Guido De Angelis: "Lazio-Inter? Si deve giocare di rimessa. Formula biglietti? Da terzo mondo"
In vista della finale di Coppa Italia tra il club biancoceleste e nerazzurro, il giornalista Guido De Angelis è intervenuto ai nostri microfoni
L'intervista esclusiva a Guido De Angelis
I social hanno messo in difficoltà l'approfondimento giornalistico, portando tutto a una fruizione troppo veloce. Nel 2026 c’è ancora spazio per la 'carta' e il romanticismo?

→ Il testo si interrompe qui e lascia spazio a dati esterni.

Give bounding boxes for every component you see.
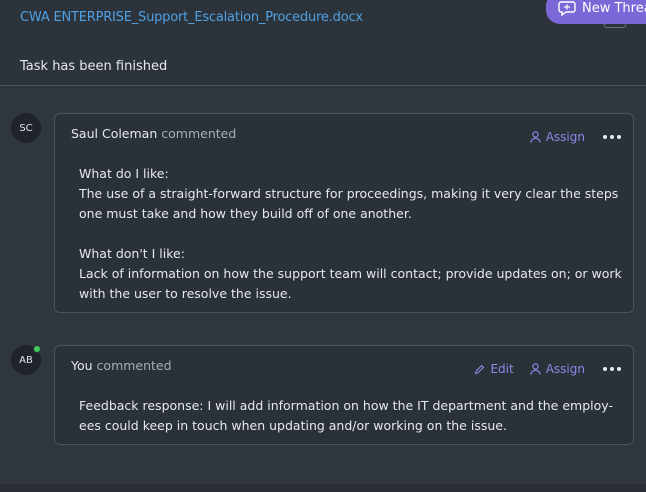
comment-line: What do I like: (79, 166, 169, 181)
pencil-icon (475, 364, 485, 374)
edit-label: Edit (490, 362, 514, 376)
bottom-edge (0, 484, 646, 492)
comment-action: commented (96, 358, 172, 373)
comment-author: Saul Coleman (71, 126, 158, 141)
comment-line: The use of a straight-forward structure … (79, 186, 619, 201)
chat-plus-icon (558, 1, 576, 16)
task-status-text: Task has been finished (20, 59, 168, 74)
attachment-link[interactable]: CWA ENTERPRISE_Support_Escalation_Proced… (20, 10, 363, 25)
more-options-icon[interactable] (603, 367, 621, 371)
comment-line: ees could keep in touch when updating an… (79, 418, 507, 433)
comment-actions: Assign (530, 130, 621, 144)
comment-body: What do I like: The use of a straight-fo… (79, 164, 622, 304)
comment-line: with the user to resolve the issue. (79, 286, 292, 301)
task-comments-view: CWA ENTERPRISE_Support_Escalation_Proced… (0, 0, 646, 492)
comment-line: Lack of information on how the support t… (79, 266, 622, 281)
avatar-initials: AB (19, 354, 33, 366)
new-thread-button[interactable]: New Thread (546, 0, 646, 24)
online-status-dot (33, 345, 41, 353)
comment-card: Saul Coleman commented Assign What do I l… (54, 113, 634, 313)
user-icon (530, 363, 541, 375)
comment-actions: Edit Assign (474, 362, 621, 376)
comment-header: You commented (71, 358, 172, 373)
new-thread-label: New Thread (582, 0, 646, 16)
avatar-initials: SC (19, 122, 33, 134)
user-icon (530, 131, 541, 143)
comment-author: You (71, 358, 93, 373)
comment-card: You commented Edit Assign Feedback respon… (54, 345, 634, 445)
comment-body: Feedback response: I will add informatio… (79, 396, 619, 436)
avatar: SC (11, 113, 41, 143)
comment-header: Saul Coleman commented (71, 126, 236, 141)
comment-action: commented (161, 126, 237, 141)
edit-button[interactable]: Edit (474, 362, 514, 376)
assign-label: Assign (545, 362, 585, 376)
comment-line: Feedback response: I will add informatio… (79, 398, 613, 413)
assign-button[interactable]: Assign (530, 362, 585, 376)
comment-line: What don't I like: (79, 246, 185, 261)
assign-label: Assign (545, 130, 585, 144)
more-options-icon[interactable] (603, 135, 621, 139)
assign-button[interactable]: Assign (530, 130, 585, 144)
comment-line: one must take and how they build off of … (79, 206, 412, 221)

Purtroppo comincia a essere difficilissimo, soprattutto per uno come me che ha stampato milioni di copie cartacee e migliaia e migliaia di pagine in questi quarant'anni. Sono molto legato al mondo della carta, a questo tipo di universo. Devo ammettere che, lentamente, ne sono usciti anche sei libri che si vendono ancora, e credo che questo sia bellissimo: avere un libro tra le mani è molto meglio che avere un cellulare. Un buon libro ti rilassa, ti fa riflettere, ti accompagna nel sonno; i social, invece, ormai offrono troppe cose insieme, troppe e anche pericolosissime. Devo essere sincero: i social hanno portato anche dei benefici, ma hanno trascinato con sé troppa brutalità nei video e soprattutto tanta violenza, che purtroppo i ragazzi di oggi finiscono per imitare. Si vede di tutto su questi benedetti social; non ci sono norme o leggi che contrastino certi fenomeni o che sappiano distinguere il giusto. Sui social chiunque può diventare famoso, chiunque con poco può ottenere visibilità. L'importante sarebbe che fosse una visibilità positiva; ma se invece diventa un problema, allora no, i social non mi piacciono, anche se — ripeto — riconosco di usarli, ma sempre in maniera ponderata.
Se avesse una macchina del tempo e potesse portare un solo giocatore della Lazio del passato (di qualsiasi epoca) dentro questa Lazio del 2026, chi sceglierebbe non solo per la bravura tecnica, ma per insegnare ai ragazzi di oggi cosa vuol dire essere laziali?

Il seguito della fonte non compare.